A reagire alle polemiche è stata la Onlus Pro Vita, che da sempre fa della battaglia contro l’aborto la sua bandiera: «Vogliamo rassicurare il Partito Democratico, il Movimento 5 Stelle e l’Internazionale Femminista: non abbiamo nessuna intenzione di entrare nei consultori – ha scritto in una nota -. Ma le donne che ci entrano meritano di trovarci persone che siano pronte ad accogliere il loro desiderio e diritto di un’alternativa all’aborto. Oggi questo non accade, ed è una vergogna che rende autodeterminazione e libertà di scelta vuoti slogan politici». In questo scenario di forte scontro ideologico, solo cinque giorni fa il Parlamento europeo ha dato l’ok a una risoluzione – non vincolante –, che chiede espressamente di inserire il diritto all’aborto nella Carta dei diritti fondamentali dell’Ue. Nel testo, l’Eurocamera ha infatti chiesto che l’articolo 3 della Carta sia modificato, affermando che «ognuno ha il diritto all’autonomia decisionale sul proprio corpo, all’accesso libero, informato, completo e universale alla salute sessuale e riproduttiva», nonché «a tutti i servizi sanitari correlati senza discriminazioni, compreso l’accesso all’aborto sicuro e legale».

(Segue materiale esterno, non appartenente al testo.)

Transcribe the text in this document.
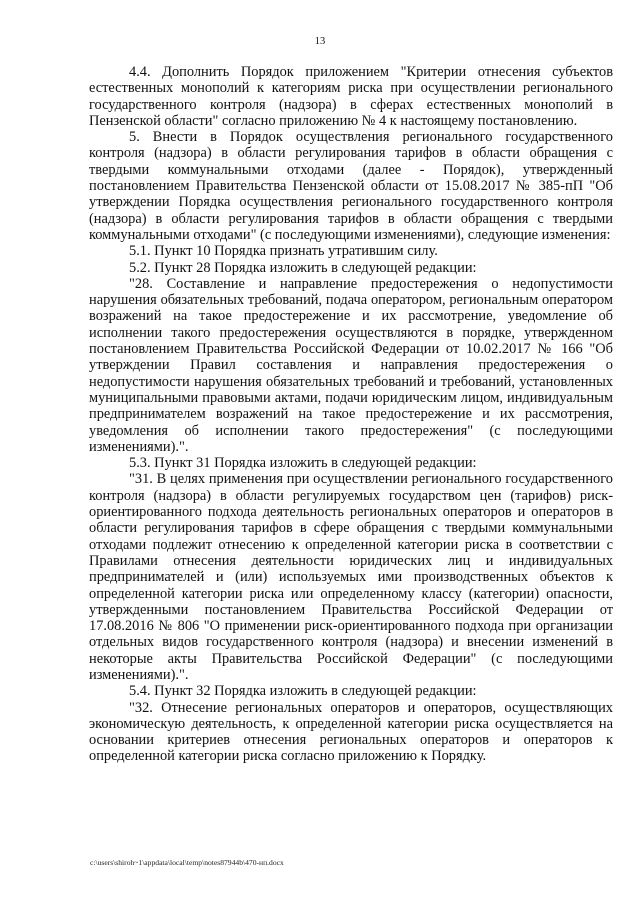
13

4.4. Дополнить Порядок приложением "Критерии отнесения субъектов естественных монополий к категориям риска при осуществлении регионального государственного контроля (надзора) в сферах естественных монополий в Пензенской области" согласно приложению № 4 к настоящему постановлению.

5. Внести в Порядок осуществления регионального государственного контроля (надзора) в области регулирования тарифов в области обращения с твердыми коммунальными отходами (далее - Порядок), утвержденный постановлением Правительства Пензенской области от 15.08.2017 № 385-пП "Об утверждении Порядка осуществления регионального государственного контроля (надзора) в области регулирования тарифов в области обращения с твердыми коммунальными отходами" (с последующими изменениями), следующие изменения:

5.1. Пункт 10 Порядка признать утратившим силу.

5.2. Пункт 28 Порядка изложить в следующей редакции:

"28. Составление и направление предостережения о недопустимости нарушения обязательных требований, подача оператором, региональным оператором возражений на такое предостережение и их рассмотрение, уведомление об исполнении такого предостережения осуществляются в порядке, утвержденном постановлением Правительства Российской Федерации от 10.02.2017 № 166 "Об утверждении Правил составления и направления предостережения о недопустимости нарушения обязательных требований и требований, установленных муниципальными правовыми актами, подачи юридическим лицом, индивидуальным предпринимателем возражений на такое предостережение и их рассмотрения, уведомления об исполнении такого предостережения" (с последующими изменениями).".

5.3. Пункт 31 Порядка изложить в следующей редакции:

"31. В целях применения при осуществлении регионального государственного контроля (надзора) в области регулируемых государством цен (тарифов) риск-ориентированного подхода деятельность региональных операторов и операторов в области регулирования тарифов в сфере обращения с твердыми коммунальными отходами подлежит отнесению к определенной категории риска в соответствии с Правилами отнесения деятельности юридических лиц и индивидуальных предпринимателей и (или) используемых ими производственных объектов к определенной категории риска или определенному классу (категории) опасности, утвержденными постановлением Правительства Российской Федерации от 17.08.2016 № 806 "О применении риск-ориентированного подхода при организации отдельных видов государственного контроля (надзора) и внесении изменений в некоторые акты Правительства Российской Федерации" (с последующими изменениями).".

5.4. Пункт 32 Порядка изложить в следующей редакции:

"32. Отнесение региональных операторов и операторов, осуществляющих экономическую деятельность, к определенной категории риска осуществляется на основании критериев отнесения региональных операторов и операторов к определенной категории риска согласно приложению к Порядку.

c:\users\shiroh~1\appdata\local\temp\notes87944b\470-нп.docx
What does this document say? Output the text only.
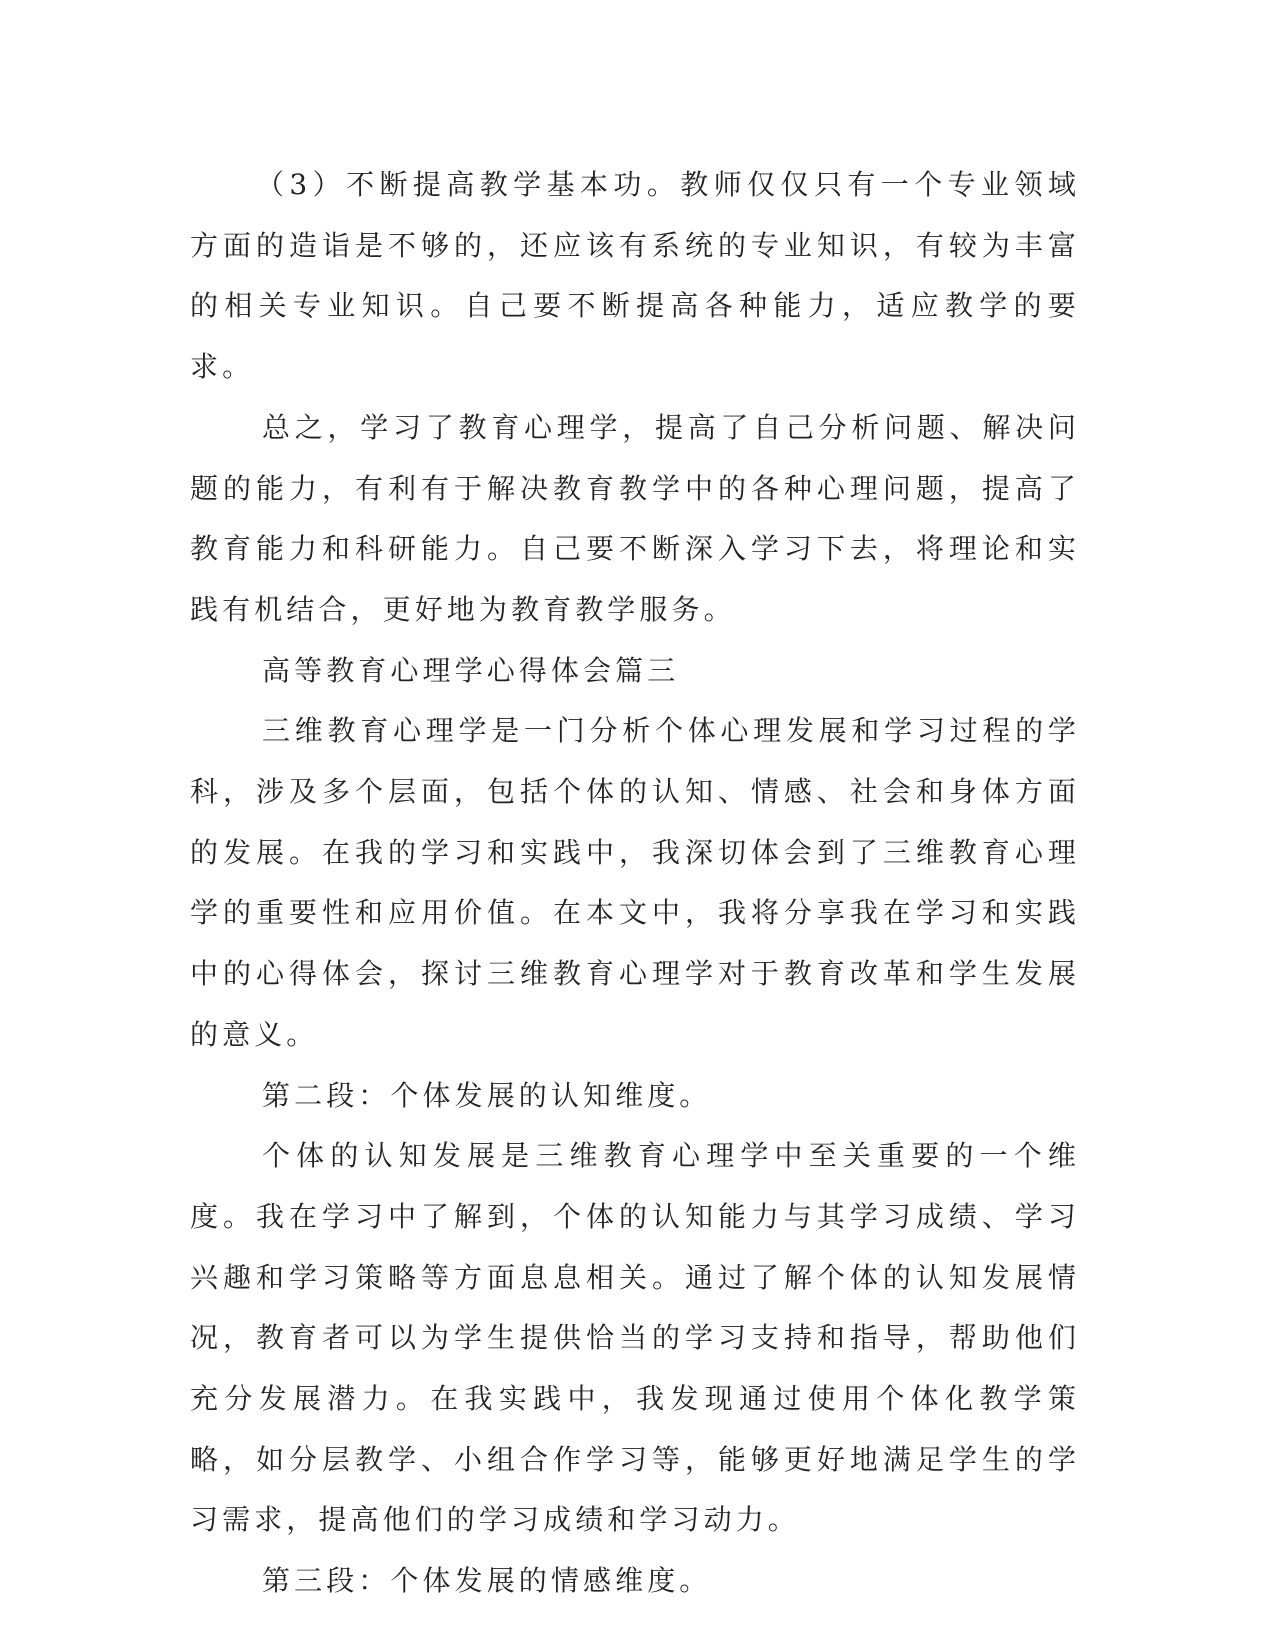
（3）不断提高教学基本功。教师仅仅只有一个专业领域方面的造诣是不够的，还应该有系统的专业知识，有较为丰富的相关专业知识。自己要不断提高各种能力，适应教学的要求。

总之，学习了教育心理学，提高了自己分析问题、解决问题的能力，有利有于解决教育教学中的各种心理问题，提高了教育能力和科研能力。自己要不断深入学习下去，将理论和实践有机结合，更好地为教育教学服务。

高等教育心理学心得体会篇三

三维教育心理学是一门分析个体心理发展和学习过程的学科，涉及多个层面，包括个体的认知、情感、社会和身体方面的发展。在我的学习和实践中，我深切体会到了三维教育心理学的重要性和应用价值。在本文中，我将分享我在学习和实践中的心得体会，探讨三维教育心理学对于教育改革和学生发展的意义。

第二段：个体发展的认知维度。

个体的认知发展是三维教育心理学中至关重要的一个维度。我在学习中了解到，个体的认知能力与其学习成绩、学习兴趣和学习策略等方面息息相关。通过了解个体的认知发展情况，教育者可以为学生提供恰当的学习支持和指导，帮助他们充分发展潜力。在我实践中，我发现通过使用个体化教学策略，如分层教学、小组合作学习等，能够更好地满足学生的学习需求，提高他们的学习成绩和学习动力。

第三段：个体发展的情感维度。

In Italia a frenare l’accesso all’aborto, sia farmacologico che chirurgico, sono ancora molteplici fattori. Prima di tutto c’entrano i medici obiettori: nel 2020 su scala nazionale ha presentato obiezione di coscienza il 64,6% dei ginecologi, il 44,6% degli anestesisti e il 36,2% del personale non medico, con ampie variazioni regionali per tutte e tre le categorie. Ma dietro c’è anche una questione assai più pratica. Nel nostro Paese ci sono troppo pochi consultori familiari rispetto ai bisogni della popolazione (1 consultorio ogni 35.000 abitanti sebbene siano raccomandati nel numero di 1 ogni 20.000) e spesso, al loro interno, è perfino difficile reperire ginecologi e personale ostetrico. Uno scenario di per sé già problematico potrebbe subire l’ennesimo scossone in seguito all’eventuale entrata in vigore dell’emendamento governativo, che comunque non costituisce il primo caso in cui si dà il via libera allo stanziamento di fondi pubblici verso le casse delle associazioni “pro life”. Su questo versante, la vicenda forse più emblematica è avvenuta in Piemonte il 30 settembre 2022, quando Maurizio Marrone, assessore regionale alle Politiche Sociali (anch’egli di Fratelli d’Italia), ha fatto approvare una nuova misura presentata come «in difesa della natalità». Ben 400mila euro sono stati infatti recapitati nelle casse delle associazioni “pro life“, cui è stato concesso di destinare i fondi in larga parte alle donne in difficoltà economica che decidono di non abortire e, in parte minore, per sponsorizzare il fondo stesso con campagne pubblicitarie.